If 1986 gets any better than it did in Wednesday`s 7-4 victory over Pittsburgh, Hawk fans may have to order out for food. They may never leave the Stadium.
”We`re playing better and better, especially at home,” said Bannerman.
”There`s no reason why we can`t continue going this way. Getting 90 points this season has been our goal all along. We could end up with more.”
You have to reach .500 before that`s possible, and the Hawks did it for the first time this season with the victory, their fifth straight in the Stadium and seventh in the last eight games. Their 16-16-4 record lifted them into a first-place tie with St. Louis in the Norris Division, where being .500 is almost as good as being among the Fortune 500.

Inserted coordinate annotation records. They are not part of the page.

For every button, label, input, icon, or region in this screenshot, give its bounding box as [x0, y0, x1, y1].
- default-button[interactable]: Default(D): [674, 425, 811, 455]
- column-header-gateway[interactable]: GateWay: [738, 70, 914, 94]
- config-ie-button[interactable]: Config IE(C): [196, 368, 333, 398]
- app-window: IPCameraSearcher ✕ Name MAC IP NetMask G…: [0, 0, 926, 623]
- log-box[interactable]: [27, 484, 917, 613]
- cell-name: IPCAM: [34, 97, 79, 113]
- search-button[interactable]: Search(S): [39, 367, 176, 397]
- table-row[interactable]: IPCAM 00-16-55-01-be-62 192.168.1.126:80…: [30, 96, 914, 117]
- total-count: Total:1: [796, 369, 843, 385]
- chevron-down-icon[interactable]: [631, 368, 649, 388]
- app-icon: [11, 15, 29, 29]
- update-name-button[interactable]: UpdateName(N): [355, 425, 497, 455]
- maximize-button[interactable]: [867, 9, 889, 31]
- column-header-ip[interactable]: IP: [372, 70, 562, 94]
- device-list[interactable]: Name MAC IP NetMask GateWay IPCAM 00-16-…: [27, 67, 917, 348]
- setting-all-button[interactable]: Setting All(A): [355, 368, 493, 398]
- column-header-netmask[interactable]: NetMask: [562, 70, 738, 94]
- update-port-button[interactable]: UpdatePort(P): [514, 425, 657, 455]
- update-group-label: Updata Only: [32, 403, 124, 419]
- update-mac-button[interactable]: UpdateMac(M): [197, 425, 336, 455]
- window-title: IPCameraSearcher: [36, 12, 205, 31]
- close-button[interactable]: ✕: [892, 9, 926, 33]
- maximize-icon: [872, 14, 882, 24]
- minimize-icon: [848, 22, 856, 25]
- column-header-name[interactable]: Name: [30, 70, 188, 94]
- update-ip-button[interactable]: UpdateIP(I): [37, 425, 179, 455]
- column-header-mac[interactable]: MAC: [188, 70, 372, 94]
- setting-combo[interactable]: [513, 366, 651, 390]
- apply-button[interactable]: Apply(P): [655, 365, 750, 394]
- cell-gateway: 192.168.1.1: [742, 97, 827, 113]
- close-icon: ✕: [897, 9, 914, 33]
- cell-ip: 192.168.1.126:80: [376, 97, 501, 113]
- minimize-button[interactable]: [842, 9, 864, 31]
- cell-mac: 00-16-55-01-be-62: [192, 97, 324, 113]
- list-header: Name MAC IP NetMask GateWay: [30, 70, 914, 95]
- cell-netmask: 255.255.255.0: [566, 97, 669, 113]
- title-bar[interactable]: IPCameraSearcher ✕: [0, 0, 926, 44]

”We`ve been close a couple of times on the road and couldn`t get there,” said Secord. ”We`ve been working toward it. Just getting there has to give us some sort of confidence.”
The way the Hawks buried the Penguins should give them even more. Murray, punching in a nice feed from Bill Watson with the game only 56 seconds old, helped the Hawks jump on the visitors at the start. They eventually extended their lead to 4-1 with the second period in only its third minute and never let the game get closer than two goals the rest of the way.
”We had been playing pretty decent,” said Pittsburgh coach Bob Berry.
”We know coming into this building you have to be ready, and we weren`t for the first 15 minutes or so. We finally did pull together a little better in the end.”
The Penguins had demolished the Blues 8-4 in St. Louis on New Year`s Eve when Lemieux, last season`s NHL Rookie of the Year, scored four goals and two assists to move into the No. 2 spot among league scorers with 66 points in 37 games.
Furthermore, Lemieux had been the dominant player for the Penguins in their two earlier games against the Hawks–a 5-5 tie in the Stadium and a 3-1 victory in Pittsburgh. ”We wanted some size out there against Mario, because if he gets position on a smaller guy he can really hurt you,” said Hawk assistant coach Roger Neilson.
Lemieux (6 feet 4 inches, 200 pounds) was without veteran linemate Terry Ruskowski, who injured his hand in a fight in St. Louis. Most of the night, the 20-year-old center had to battle his way through the Hawks` burliest defensemen, Behn Wilson and Jerome Dupont, as well as Troy Murray`s tough checking line.
”He was our whole objective,” said Murray. ”But sometimes against a line like his, you get your chances because they`re concentrating so much on scoring. You just have to turn it up the ice in a hurry.”
Troy`s third goal, an empty-netter, came with four seconds left. The last time the Hawks had two players with hat tricks in the same game was Feb. 18, 1968, when Stan Mikita and Ken Wharram did it against Detroit.